Penses-tu que cette période puisse modifier notre rapport aux œuvres ?
J’ai tendance à considérer que des pratiques culturelles nouvelles vont se mettre en place oui. Aller dans une libraire aujourd’hui, ce n’est pas retrouver l’odeur de livre et faire comme faisaient nos parents ou nos grands-parents par exemple. C’est devenu un acte politique puissant et nouveau. Tout comme acheter bio et écolo d’ailleurs, aller voir un film d’auteur ou aller au théâtre. L’un des grands mouvements de pensée contemporain est pour moi le glissement de la pensée politique du champ strict de la politique vers la consommation et vers le quotidien. Et j’espère que le temps du confinement a encore permis d’augmenter cette prise de conscience individuelle et globale. Cette tendance est vraiment porteuse d’espoir pour moi.

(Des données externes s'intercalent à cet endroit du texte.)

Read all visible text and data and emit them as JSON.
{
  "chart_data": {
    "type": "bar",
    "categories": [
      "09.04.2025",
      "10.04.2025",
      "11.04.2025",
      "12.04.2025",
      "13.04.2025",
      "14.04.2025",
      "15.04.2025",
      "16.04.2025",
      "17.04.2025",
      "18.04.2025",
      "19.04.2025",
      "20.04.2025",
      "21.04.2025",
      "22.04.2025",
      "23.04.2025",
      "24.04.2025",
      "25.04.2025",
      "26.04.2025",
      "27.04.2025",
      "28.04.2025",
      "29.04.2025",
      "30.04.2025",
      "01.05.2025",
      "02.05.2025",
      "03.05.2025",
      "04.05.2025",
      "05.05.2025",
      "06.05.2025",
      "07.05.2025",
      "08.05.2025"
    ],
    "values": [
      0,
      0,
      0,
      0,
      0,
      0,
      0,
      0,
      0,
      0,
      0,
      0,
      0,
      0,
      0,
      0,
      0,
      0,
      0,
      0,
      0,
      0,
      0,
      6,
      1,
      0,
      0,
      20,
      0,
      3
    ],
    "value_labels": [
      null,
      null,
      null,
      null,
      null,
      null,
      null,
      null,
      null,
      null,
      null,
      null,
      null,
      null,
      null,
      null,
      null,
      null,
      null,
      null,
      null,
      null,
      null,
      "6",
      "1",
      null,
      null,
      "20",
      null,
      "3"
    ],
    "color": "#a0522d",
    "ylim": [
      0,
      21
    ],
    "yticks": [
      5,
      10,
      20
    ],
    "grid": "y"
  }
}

Trouves-tu cette période inspirante artistiquement ?
Non, non. J’ai adoré le texte de Christophe Honoré dans le Monde à ce sujet. On a fait du sport, on s’est nourri. Le confinement a été une vie tournée vers l’essentiel, atrophiée. Mais par ailleurs je crois fort dans le pouvoir de voyance de l’artiste, même si ça peut paraître un peu kitsch. Je crois très fort dans le fait que certains artistes puissent sentir l’air du temps des années avant, plus que quiconque. Donc ce n’est pas de l’actualité que l’artiste tire pour moi la sève de son inspiration mais dans le futur.
Les artistes seraient des sortes d’oracles. A titre personnel, tu te sens attiré vers quoi maintenant ?
Je ne sais pas du tout. Je suis en train de faire un décor en ce moment. Je pense que je vais faire un décor très théâtral et pas du tout réaliste ou minimaliste. Mais j’avoue honnêtement être complètement perdu. Je ne sais pas quel théâtre il faut faire et je ne sais pas quel théâtre je peux faire. Je dois dire que je suis très heureux d’être perdu, parce que c’est comme ça que jaillissent les choses les plus intéressantes.
« Questionner l’académisme et la nostalgie »
La seule chose que je sais, ma seule intuition, c’est que j’ai envie de faire des spectacles qui questionnent l’académisme et la nostalgie. J’ai l’impression que la disparition progressive d’une certaine forme de théâtre – le théâtre impressionnant des grandes troupes internationales de la fin du siècle dernier – correspond à la fin d’une forme d’humanité. Je vais faire des choses qui convoqueront cette double disparition, et de l’art et du monde.